Sirafinejad, who thought the small bat had perhaps flown into a window and was still recovering from the impact, called the Berkeley Animal Care Services for help. Their advice was to stay away from it and wait and see if it would leave on its own. When he checked again later that evening, the bat was nowhere to be found.
But the next morning, the bat had returned, and was clinging to the side of their house, roughly 2 feet from the stair they had originally found it on. Sirafinejad called animal care, which removed the bat and took it to the Department of Health Care Services’ lab in Richmond, where it was euthanized and tested positive for rabies.
See a suspicious animal? Call Berkeley Animal Care Services at 510-981-6600
The city recommends Berkeley residents take necessary precautions, which include vaccinating all pet dogs and cats, and stay vigilant for other rabid bats and peculiar behavior in pets, said Ron Torres, the city’s environmental health specialist. There’s no sure way to know if an animal has rabies by looking at it, as some animals may not appear ill, according to the Centers for Disease Control and Prevention.
The CDC recommends you stay away from wildlife and immediately notify your local animal control officer if you notice the following:
- general sickness
- problems swallowing
- excessive drool or saliva
- an animal that is overly aggressive
- an animal that bites at imaginary objects (sometimes called “fly biting”)
- an animal that appears tamer than you would expect
- an animal that’s having trouble moving or may even be paralyzed
- a bat that is on the ground
Rabies is fatal to humans once symptoms start — there’s no known cure. If you’ve come in contact with any wildlife (especially if you’ve been bitten or scratched), the CDC recommends you contact a health care or public health professional immediately, as rabies can spread to other people and pets.

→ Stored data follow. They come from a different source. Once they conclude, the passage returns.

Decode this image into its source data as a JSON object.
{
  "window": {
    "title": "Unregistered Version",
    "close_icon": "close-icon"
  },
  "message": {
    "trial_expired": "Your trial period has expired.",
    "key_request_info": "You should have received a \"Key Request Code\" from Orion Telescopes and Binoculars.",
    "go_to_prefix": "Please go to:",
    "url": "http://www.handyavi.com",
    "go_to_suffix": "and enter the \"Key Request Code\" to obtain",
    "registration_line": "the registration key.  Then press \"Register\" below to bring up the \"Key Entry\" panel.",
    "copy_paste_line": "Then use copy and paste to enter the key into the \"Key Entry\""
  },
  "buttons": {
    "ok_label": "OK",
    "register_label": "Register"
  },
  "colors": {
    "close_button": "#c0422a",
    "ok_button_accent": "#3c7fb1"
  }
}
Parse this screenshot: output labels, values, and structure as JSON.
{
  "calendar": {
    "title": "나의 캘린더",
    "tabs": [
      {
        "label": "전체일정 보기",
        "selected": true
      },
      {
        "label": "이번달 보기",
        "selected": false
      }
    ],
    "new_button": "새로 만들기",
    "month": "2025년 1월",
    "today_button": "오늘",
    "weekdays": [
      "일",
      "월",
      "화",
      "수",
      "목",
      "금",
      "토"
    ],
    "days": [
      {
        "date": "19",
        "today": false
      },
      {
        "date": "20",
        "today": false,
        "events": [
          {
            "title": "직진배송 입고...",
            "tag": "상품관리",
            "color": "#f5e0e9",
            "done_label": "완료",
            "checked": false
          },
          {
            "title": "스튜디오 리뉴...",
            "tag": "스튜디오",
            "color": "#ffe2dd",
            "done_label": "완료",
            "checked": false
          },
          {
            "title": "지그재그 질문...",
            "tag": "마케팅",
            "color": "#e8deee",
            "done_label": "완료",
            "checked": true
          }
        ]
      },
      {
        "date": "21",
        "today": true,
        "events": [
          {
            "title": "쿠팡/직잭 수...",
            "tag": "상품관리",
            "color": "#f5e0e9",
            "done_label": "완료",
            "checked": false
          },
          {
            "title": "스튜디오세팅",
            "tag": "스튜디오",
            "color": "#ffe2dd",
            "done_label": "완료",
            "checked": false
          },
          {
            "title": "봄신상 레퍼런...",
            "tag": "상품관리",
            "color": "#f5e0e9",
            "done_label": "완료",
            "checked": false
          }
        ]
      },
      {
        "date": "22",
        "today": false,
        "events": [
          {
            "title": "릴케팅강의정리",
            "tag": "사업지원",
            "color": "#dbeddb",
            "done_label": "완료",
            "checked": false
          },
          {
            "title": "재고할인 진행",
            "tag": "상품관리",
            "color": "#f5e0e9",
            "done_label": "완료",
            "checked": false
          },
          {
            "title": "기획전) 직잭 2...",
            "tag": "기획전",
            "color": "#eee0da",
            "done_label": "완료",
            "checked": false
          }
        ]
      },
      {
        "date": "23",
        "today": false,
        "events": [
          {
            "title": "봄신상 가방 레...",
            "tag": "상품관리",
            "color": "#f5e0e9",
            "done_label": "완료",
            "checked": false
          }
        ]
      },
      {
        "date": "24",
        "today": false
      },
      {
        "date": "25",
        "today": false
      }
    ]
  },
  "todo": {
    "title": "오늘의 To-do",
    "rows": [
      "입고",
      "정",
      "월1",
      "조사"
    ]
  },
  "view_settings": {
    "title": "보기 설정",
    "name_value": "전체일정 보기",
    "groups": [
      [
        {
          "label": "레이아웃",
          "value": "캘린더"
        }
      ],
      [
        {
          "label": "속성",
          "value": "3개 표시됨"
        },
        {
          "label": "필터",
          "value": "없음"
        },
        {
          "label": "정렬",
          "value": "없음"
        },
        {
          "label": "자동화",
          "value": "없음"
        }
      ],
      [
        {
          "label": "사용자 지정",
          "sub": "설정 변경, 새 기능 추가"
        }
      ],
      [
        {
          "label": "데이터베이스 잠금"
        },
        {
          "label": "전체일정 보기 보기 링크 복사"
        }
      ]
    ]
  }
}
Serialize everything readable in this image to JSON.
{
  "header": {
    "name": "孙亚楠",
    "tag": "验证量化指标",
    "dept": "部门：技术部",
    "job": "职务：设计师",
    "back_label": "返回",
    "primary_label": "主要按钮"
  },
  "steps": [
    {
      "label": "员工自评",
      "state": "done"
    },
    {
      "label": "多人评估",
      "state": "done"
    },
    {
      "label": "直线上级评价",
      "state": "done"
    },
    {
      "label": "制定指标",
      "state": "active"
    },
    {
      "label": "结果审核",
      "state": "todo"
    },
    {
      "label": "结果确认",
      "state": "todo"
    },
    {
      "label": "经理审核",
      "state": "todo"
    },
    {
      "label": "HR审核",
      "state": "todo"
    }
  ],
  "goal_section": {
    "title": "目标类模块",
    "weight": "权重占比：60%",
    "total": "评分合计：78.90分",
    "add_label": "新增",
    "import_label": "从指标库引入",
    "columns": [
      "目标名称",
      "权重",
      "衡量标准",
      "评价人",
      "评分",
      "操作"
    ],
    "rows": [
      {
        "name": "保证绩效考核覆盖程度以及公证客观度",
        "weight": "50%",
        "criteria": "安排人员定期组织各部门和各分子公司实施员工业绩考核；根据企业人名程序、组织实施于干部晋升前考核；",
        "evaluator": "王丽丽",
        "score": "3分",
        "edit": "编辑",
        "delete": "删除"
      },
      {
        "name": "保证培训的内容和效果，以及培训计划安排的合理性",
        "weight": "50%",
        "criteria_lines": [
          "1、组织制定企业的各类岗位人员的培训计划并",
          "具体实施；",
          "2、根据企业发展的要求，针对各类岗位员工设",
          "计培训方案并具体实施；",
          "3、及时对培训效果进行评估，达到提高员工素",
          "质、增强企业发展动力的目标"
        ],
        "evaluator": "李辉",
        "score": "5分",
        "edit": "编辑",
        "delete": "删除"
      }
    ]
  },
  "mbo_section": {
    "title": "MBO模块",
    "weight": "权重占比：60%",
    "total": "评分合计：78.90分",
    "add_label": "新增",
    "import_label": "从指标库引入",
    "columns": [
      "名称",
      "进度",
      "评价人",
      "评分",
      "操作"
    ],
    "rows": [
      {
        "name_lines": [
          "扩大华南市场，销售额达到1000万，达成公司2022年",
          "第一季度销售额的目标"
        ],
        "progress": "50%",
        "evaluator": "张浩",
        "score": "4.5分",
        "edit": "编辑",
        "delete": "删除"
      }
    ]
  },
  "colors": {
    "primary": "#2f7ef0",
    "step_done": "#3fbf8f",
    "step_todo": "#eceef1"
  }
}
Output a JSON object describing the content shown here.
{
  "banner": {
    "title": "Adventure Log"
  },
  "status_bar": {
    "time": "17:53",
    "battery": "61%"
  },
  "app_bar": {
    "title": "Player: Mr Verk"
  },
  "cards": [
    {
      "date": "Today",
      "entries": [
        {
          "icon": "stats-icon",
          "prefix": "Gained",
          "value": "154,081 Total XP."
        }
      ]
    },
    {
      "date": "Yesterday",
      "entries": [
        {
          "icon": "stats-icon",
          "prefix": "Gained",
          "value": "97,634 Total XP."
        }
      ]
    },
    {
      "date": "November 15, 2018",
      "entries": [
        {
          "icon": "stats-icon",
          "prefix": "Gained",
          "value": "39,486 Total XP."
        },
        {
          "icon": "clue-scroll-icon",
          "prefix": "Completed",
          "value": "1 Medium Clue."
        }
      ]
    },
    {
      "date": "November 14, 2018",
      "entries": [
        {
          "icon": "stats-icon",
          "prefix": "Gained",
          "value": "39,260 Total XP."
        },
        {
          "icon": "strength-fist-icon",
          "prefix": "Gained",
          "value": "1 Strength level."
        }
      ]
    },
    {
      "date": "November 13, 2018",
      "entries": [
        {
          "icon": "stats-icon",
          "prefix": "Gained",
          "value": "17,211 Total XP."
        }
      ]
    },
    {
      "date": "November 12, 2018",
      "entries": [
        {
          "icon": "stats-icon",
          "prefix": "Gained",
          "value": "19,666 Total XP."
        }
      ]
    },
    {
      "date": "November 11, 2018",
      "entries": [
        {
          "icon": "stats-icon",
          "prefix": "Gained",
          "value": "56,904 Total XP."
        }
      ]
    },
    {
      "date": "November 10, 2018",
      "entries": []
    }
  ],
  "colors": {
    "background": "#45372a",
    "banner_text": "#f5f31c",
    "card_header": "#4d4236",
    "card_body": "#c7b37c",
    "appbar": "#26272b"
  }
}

If the virus, which infects the central nervous system and causes brain disease, is caught early on, it can be treated via a series of shots in the arm — one dose of rabies immune globulin, followed by four doses of rabies vaccine over the course of two weeks.
Contact with infected bats is the leading cause of human rabies deaths in the U.S.; seven out of 10 people who die from rabies in the U.S. were infected by bats. Bats have very small teeth, so bite marks may go undetected. Skunks, raccoons and gray foxes are also primary carriers of rabies.
Rabid animal cases occasionally pop up in Berkeley; between 1996 and 2018 there were 12 total cases, almost entirely bats. The most recent case occurred in 2021, when a rabbit near the Safeway on Shattuck Avenue was reported and tested positive. In Berkeley, the risk of rabies remains constant throughout the year, with no month more likely than the rest. Torres said he does not recall any cases of humans contracting rabies since 2018, when he began working for the city.
Alameda County has been declared a “rabies area” since 1958, according to the city. But the county has not seen any confirmed human cases from rabies since 1980, said Daniel Wilson, the community relations coordinator at the Alameda County Vector Control Services District. There have been 15 fatalities statewide since 1980.
In recent years, Alameda County has logged between one and three rabid bat cases per year through passive surveillance, meaning bats are tested when they are dead or ill and in testable condition. Wilson said that most suspect human exposures in the county have been treated by the vaccine.
“If you’ve had cases in your neighborhood, I would be very leery about letting your animal … or pet roam freely without some type of supervision,” Torres said. “You as a pet owner know your pet, and if your pet is acting strange or a little off, that’s already a sign that maybe you should have it looked at.”
Sirafinejad found out that the bat tested positive on May 11, when a city worker knocked on his door and delivered a handout. (Torres said handouts were delivered to homes and posted on telephone poles on Roosevelt Avenue between Allston Way and Addison Street and on Allston Way between McGee Avenue and Grant Street.)
For Sirafinejad, the incident was a reminder to be cautious of wild animals, even if your intentions are harmless. He had briefly considered feeding the sickly bat some watermelon, but decided against it.
It was also a reminder of the wisdom of young children like 4-year-old Eliana, who took instructions to not disturb wildlife very seriously. She now hopes to work for animal control when she’s older.
“Then I could actually touch the bat,” Eliana said. “Because you have gloves on.”